Laramie residents — and anyone else, for that matter — had the opportunity Wednesday to watch the Laramie City Council interview five applicants for the open council seat in Ward 1.
Former Laramie City Councilor Vicki Henry resigned earlier this fall because she was moving out of state. That created a vacancy in Ward 1, which includes parts of downtown as well as the West Side and West Laramie.
It hasn’t always been easy to find candidates in these parts of Laramie — although moving from seven wards to three via a special election in 2011 certainly helped. But that still didn’t guarantee there would be multiple candidates to choose from. The fact five people had the gumption and passion to throw their hats in the city council ring bodes well for our community. We want people passionate about being involved, and this shows just that.
Laramie city councilors and city administration also helped make the process as open and public as possible. Candidates answered many questions Thursday, some of which were covered in Friday’s story in the Laramie Boomerang. In addition to reading the story, we’d encourage residents to listen to all or part of the meeting recording at http://www.cityoflaramie.org/AgendaCenter/City-Council-1.
One area we would have liked to hear more from candidates on is what the city of Laramie can or should do to address cutbacks resulting from the multiple blows of state funding cuts. It’s gotten to the point where “Do more with less” could very well be the city’s modus operandi, and everyone serving on City Council will have to make tough decisions in the coming year.
Would candidates believe the city could increase revenues — this typically means higher fees somewhere for residents — to support the current level of service? Or are cuts to employees and city services their preferred route? These are questions with no simple answers, but we’d be interested to hear what the five candidates think would provide the best possible future for Laramie.

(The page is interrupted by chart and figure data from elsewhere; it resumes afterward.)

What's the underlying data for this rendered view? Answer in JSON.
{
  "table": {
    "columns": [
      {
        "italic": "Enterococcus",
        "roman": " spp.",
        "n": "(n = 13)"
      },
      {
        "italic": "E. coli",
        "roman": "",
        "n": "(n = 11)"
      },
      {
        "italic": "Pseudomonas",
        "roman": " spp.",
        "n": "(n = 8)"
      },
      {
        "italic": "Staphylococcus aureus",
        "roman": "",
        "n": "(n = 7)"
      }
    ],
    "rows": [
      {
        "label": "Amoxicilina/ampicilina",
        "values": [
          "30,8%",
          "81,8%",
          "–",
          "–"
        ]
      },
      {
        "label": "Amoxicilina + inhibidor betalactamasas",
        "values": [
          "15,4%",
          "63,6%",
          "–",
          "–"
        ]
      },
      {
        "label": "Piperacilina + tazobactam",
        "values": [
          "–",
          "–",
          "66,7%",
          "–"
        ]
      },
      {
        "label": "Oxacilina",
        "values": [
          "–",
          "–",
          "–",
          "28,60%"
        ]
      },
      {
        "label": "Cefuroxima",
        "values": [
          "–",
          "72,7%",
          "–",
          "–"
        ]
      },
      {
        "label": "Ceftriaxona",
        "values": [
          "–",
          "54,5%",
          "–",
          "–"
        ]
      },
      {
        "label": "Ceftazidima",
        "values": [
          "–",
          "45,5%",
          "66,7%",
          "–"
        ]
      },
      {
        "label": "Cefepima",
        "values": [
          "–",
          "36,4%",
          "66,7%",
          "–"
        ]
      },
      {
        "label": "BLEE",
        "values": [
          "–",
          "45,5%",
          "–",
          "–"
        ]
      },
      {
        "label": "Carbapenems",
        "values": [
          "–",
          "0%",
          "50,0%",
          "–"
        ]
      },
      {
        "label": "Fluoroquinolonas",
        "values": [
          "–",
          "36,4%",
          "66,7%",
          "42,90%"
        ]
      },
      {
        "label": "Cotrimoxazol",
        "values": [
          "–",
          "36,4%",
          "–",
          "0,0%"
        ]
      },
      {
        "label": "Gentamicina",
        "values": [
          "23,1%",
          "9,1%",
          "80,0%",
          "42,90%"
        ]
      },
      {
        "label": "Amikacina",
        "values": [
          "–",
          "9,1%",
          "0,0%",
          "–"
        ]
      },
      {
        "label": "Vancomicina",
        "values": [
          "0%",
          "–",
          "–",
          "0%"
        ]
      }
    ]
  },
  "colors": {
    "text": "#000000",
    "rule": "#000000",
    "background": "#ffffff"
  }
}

Whoever ends up being the next Ward 1 councilor should also be prepared for quite a bit of homework. Serving on City Council means taking in a constant flow of information from city staff, residents, state offices, nonprofits and more. The learning curve might be steep, but we’re confident any of the five could serve Ward 1 as long as they approach the privilege with diligence and dedication.
But no matter who is selected, we’d encourage all five candidates to strongly consider running in 2018. Campaigning for months clearly requires a much higher level of dedication than applying for an open seat, but all five candidates should be comfortable with running if they want to serve on City Council.